If you’re an OG blog reader, you might remember I went through a phase where I posted a new hummus recipe to the blog like every other week. I mean hummus is great and all, but it was literally all I ate for a while there. After a long hiatus of such recipes, I’m back with this delicious roasted carrot hummus. It’s perfect as a dip or spread!
I saw this cartoon the other day (source is @maritsapatrinos) and it cracked me up because it’s soooo true about food blogs (I’m 100% guilty of it myself). To avoid this very scenario, we’re going to get RIGHT into the recipe. 😉

Ingredients
- 1 cup sliced roasted carrots (= 3-4 carrots)
- 1 cup chickpeas*
- 2 tbsp tahini
- 2+ tbsp extra virgin olive oil
- 1 tbsp lemon juice (=juice from half a large lemon)
- 2 cloves garlic
- 1/4 tsp cumin
- 1/4 tsp paprika
- Salt & pepper to taste
Instructions
- Preheat the oven to 400 degrees Fahrenheit.
- Prepare the ingredients. Peel the carrots and chop them into roughly 1/2" rounds. Peel the garlic (if you have a good food processor, no need to mince). Rinse and pat dry the chickpeas.
- Spread the carrots on a pan and drizzle with olive oil, salt and pepper. Toss to evenly coat. Roast in the oven for 25 minutes.
- Add all ingredients to the food processor and begin to combine. Start with an initial 2 tbsp of olive oil and slowly add more as needed to get the desired texture. I usually end up with a total of 3 tbsp in there.
Notes
*You can use cannellini beans instead if you don't like chickpeas. Just make sure to thoroughly rinse and dry them so you don't have an overwhelming bean taste.

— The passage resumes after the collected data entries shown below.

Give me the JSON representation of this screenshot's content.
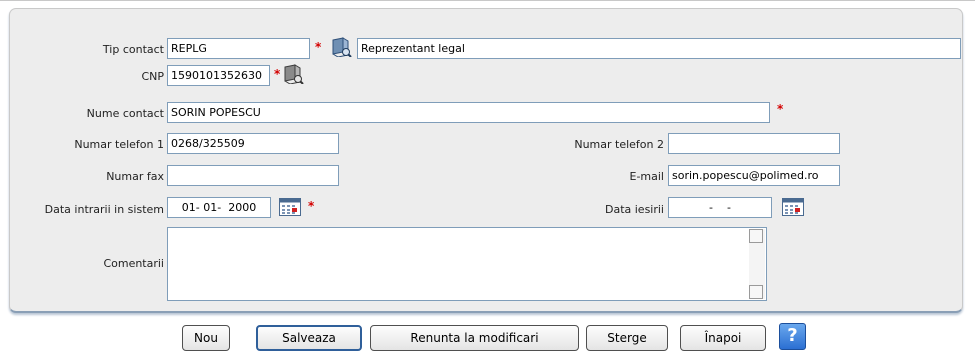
{
  "form": {
    "tip_contact": {
      "label": "Tip contact",
      "code": "REPLG",
      "description": "Reprezentant legal"
    },
    "cnp": {
      "label": "CNP",
      "value": "1590101352630"
    },
    "nume_contact": {
      "label": "Nume contact",
      "value": "SORIN POPESCU"
    },
    "telefon1": {
      "label": "Numar telefon 1",
      "value": "0268/325509"
    },
    "telefon2": {
      "label": "Numar telefon 2",
      "value": ""
    },
    "fax": {
      "label": "Numar fax",
      "value": ""
    },
    "email": {
      "label": "E-mail",
      "value": "sorin.popescu@polimed.ro"
    },
    "data_intrarii": {
      "label": "Data intrarii in sistem",
      "value": "01- 01-  2000"
    },
    "data_iesirii": {
      "label": "Data iesirii",
      "value": "-    -"
    },
    "comentarii": {
      "label": "Comentarii",
      "value": ""
    },
    "required_mark": "*"
  },
  "buttons": {
    "nou": "Nou",
    "salveaza": "Salveaza",
    "renunta": "Renunta la modificari",
    "sterge": "Sterge",
    "inapoi": "Înapoi",
    "help": "?"
  },
  "icons": {
    "lookup": "book-lookup-icon",
    "calendar": "calendar-icon",
    "help": "help-icon"
  },
  "colors": {
    "required": "#d40000",
    "panel": "#ededed",
    "input_border": "#7f9db9",
    "help_button": "#2b6fd2"
  }
}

Leftovers can be stored in the refrigerator. When chilled for extended periods of time, the roasted carrot hummus will harden a bit, and it can make it a little difficult to use as a dip this way. When you’re ready to serve, you can either leave it on the counter for a bit beforehand or just mix in a little additional olive oil to get the softer consistency back.
Also, for a slight variation of this recipe, I’ll make it with a za’atar spice blend sometimes instead of the cumin and paprika listed in the recipe. Equally as delicious with a slightly different kick to it. Try it out and get creative on your own as well!

More Hummus Recipes to Try
These are three of my favorite hummus recipes from the Pumps archives.
- Roasted Sweet Potato Hummus
- Roasted Beet Hummus
- Zesty Lemon Artichoke Hummus
Happy Mother’s Day to all the mamas out there! Especially mine. I admire and love my mom so much and wholeheartedly take back every snotty thing I said to her during my teen years. 😉
xo Nicole

















hahaha, I am totally guilty of that comic as well. 😛 That hummus sounds amazing though! 😀 I need to go get some carrots!